How are you finding working together? Is it something you have done often in your careers?
Janie: We met on Judi Dench’s production of ‘Romeo and Juliet’ and I fell in love with him immediately. Working together now 18 years later is a privilege – not without challenges.
Rupert: The last time Janie and I worked together was when we danced together at the Capulets’ ball in ‘Romeo and Juliet’ at Regent’s Park Open Air Theatre before we were married. It’s great to be able to kiss each other and shout at each other for money. But seriously for a moment, Janie is a wonderful actress – graceful, sparky, intuitive – and it’s a privilege to have the opportunity of finally getting to work with her with such an extraordinary script.
Private Lives is one of the greatest of 20th Century British comedies – how are you enjoying working with Coward’s wonderfully witty script?
Janie: It’s truly brilliant. He’s one of the greats and I’m so grateful to him for giving us this ‘language’. The vocabulary is exciting and vibrant and as profound as it is fun.
Rupert: It’s glorious and infuriating at the same time. Whenever you find yourself stumbling over the phrasing of a line, you invariably look at the script and discover that you’re actually getting the lines wrong and Coward has phrased it much more simply and exquisitely. Genius! But it’s a mistake, I think, to dismiss the play as simply witty. It is of course riotously funny, but it is also a profound and extraordinarily modern meditation on marriage and the unrealistic expectations of all of us in affluent societies.
It must be very tempting to sneak a look at clips from previous productions – have you given in to see how others have tackled these iconic roles?
Janie: I’ve seen the play 3 times before and nearly always enjoyed every moment. But it feels fresh in the hands of Giles Croft, our director and as the production comes together.
Rupert: We’ve both seen the play a couple of times, I think, and we’ve got a wonderful old recording of Noel and Gertie performing the ‘balcony scene’. As to watching DVDs, we’ve both been too busy learning all those lines!
Nottingham Playhouse has a wonderful reputation as a leading regional theatre – how are you enjoying working there?
Janie: I love Nottingham anyway – it’s a delightful city with very friendly people, a nostalgia of medieval England. But the Playhouse is modern with an Anish Kapoor installation and a stunning and exciting programme of work.
Rupert: The Playhouse is wonderfully welcoming and an extremely pleasant environment, especially in this glorious Indian Summer we’re having. I’d only been here twice before, once to see my father play Creon in ‘Antigone’ in the early 70’s, then last year to see our friend Stefan Bednarczyk in Nottingham Playhouse’s own cult show, ‘Forever Young’ – not to be missed!
What is next for both of you? Any more plans to work together?
Janie: We’re taking the children on holiday immediately afterward to reward them for waiting.
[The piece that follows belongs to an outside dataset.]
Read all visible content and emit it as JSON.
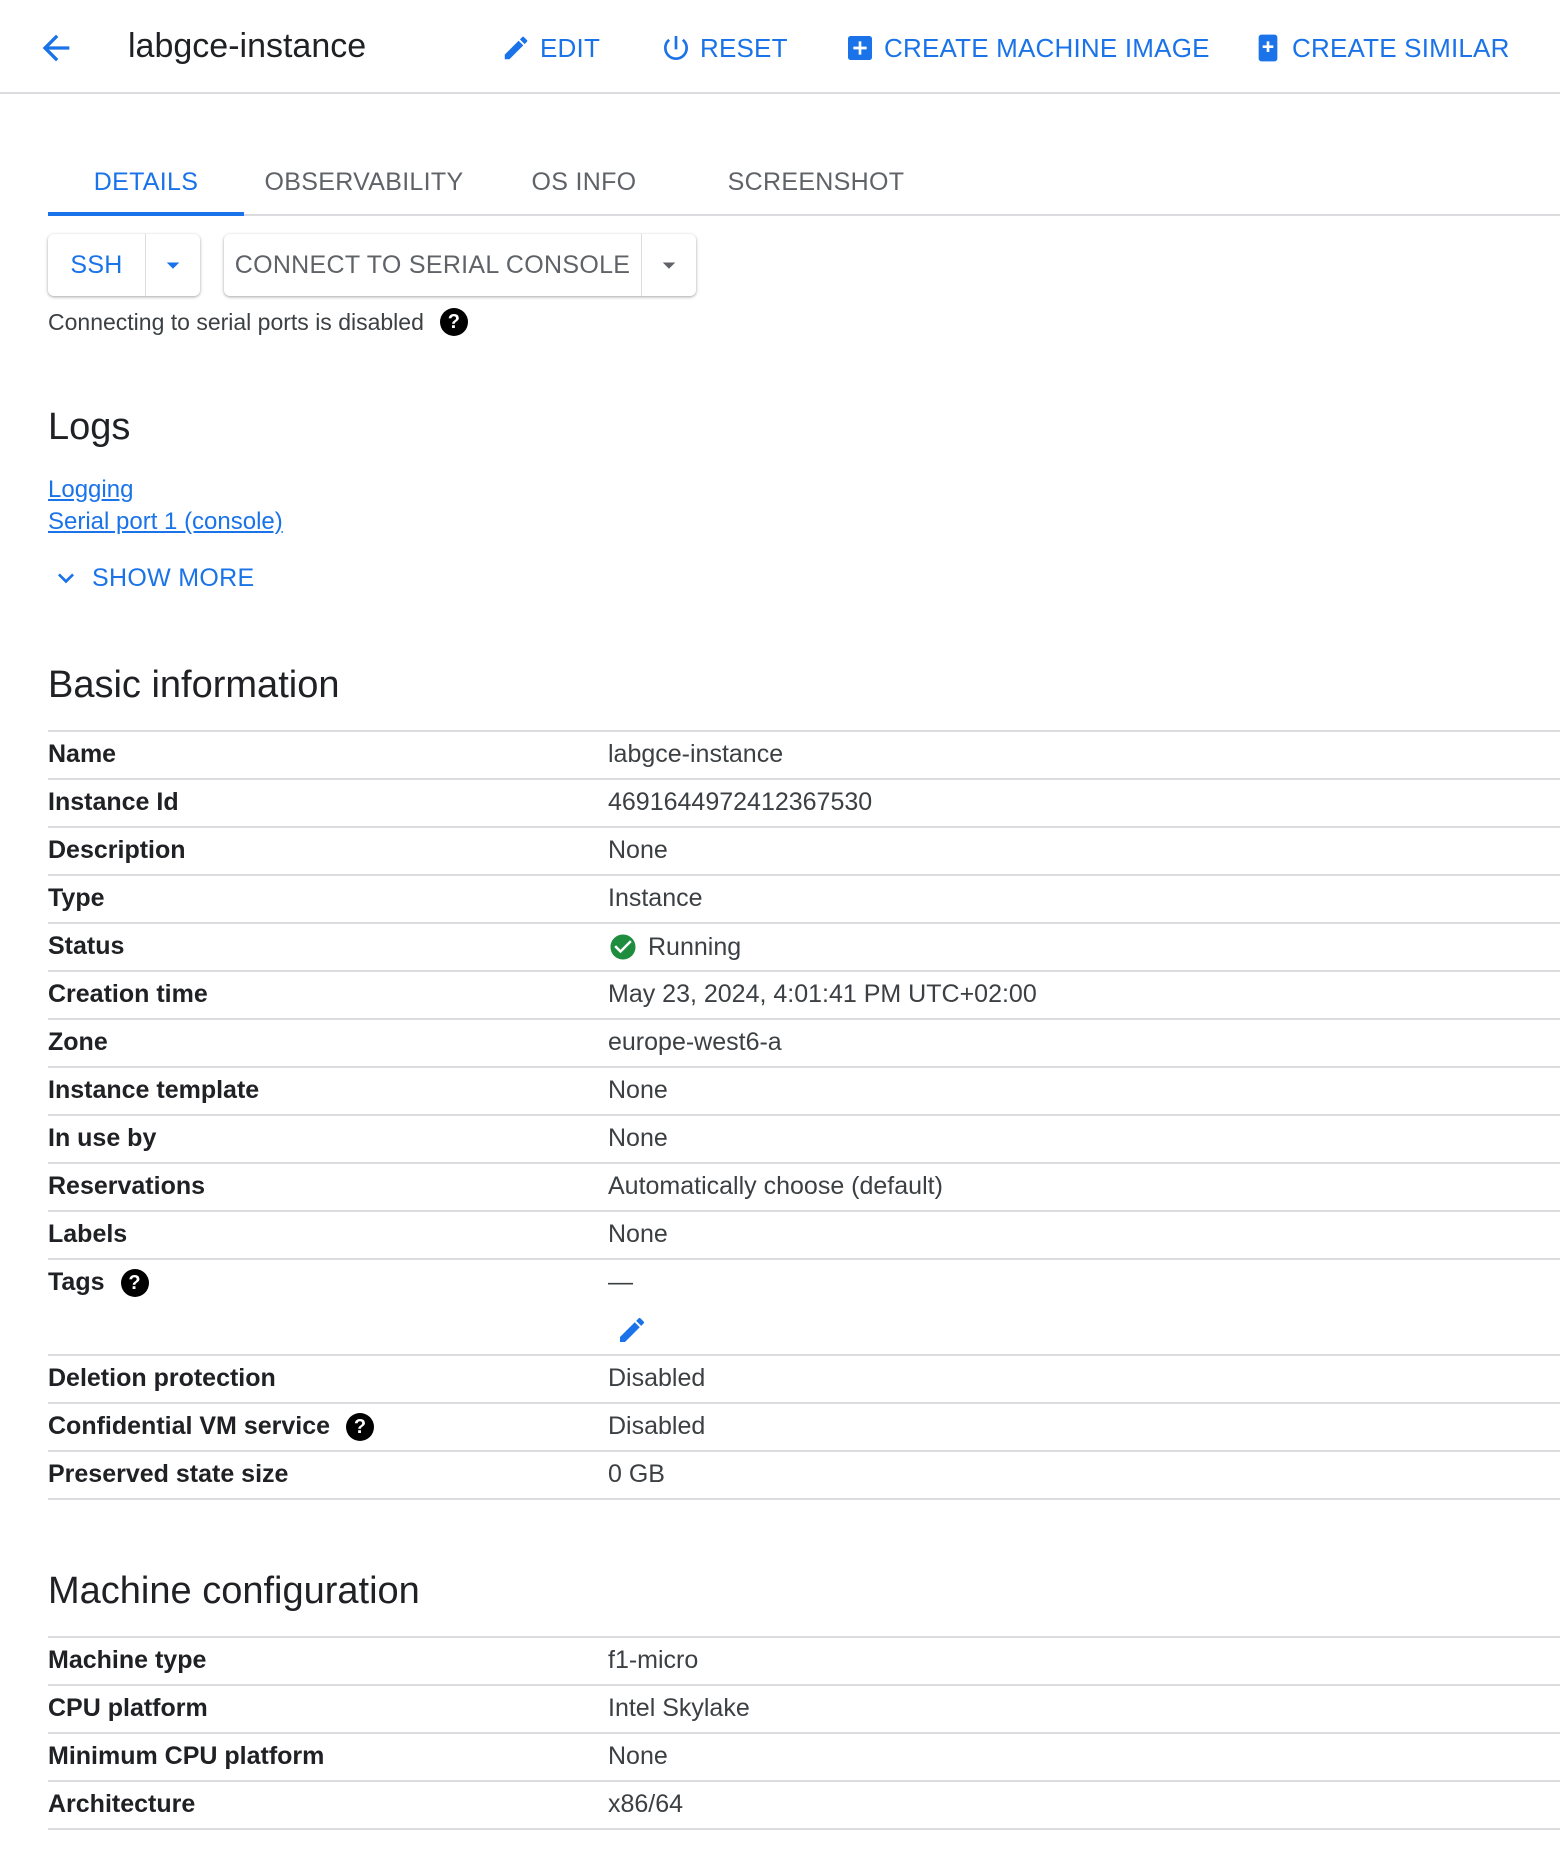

Then I am doing ‘Noises Off’ at the Old Vic in November through to the end of February and opening my cabaret at the New Talk of the Town.
Rupert: I’m launching my new one-man-show, ‘Stalin’s Favourite’, at the National Theatre in November, then on tour from January to March 2012. As to working together again, watch this space, but I think the children might want a little looking after before we start swanning off anywhere in a hurry!
Thanks again for taking time to talk to us – and all the best for the production.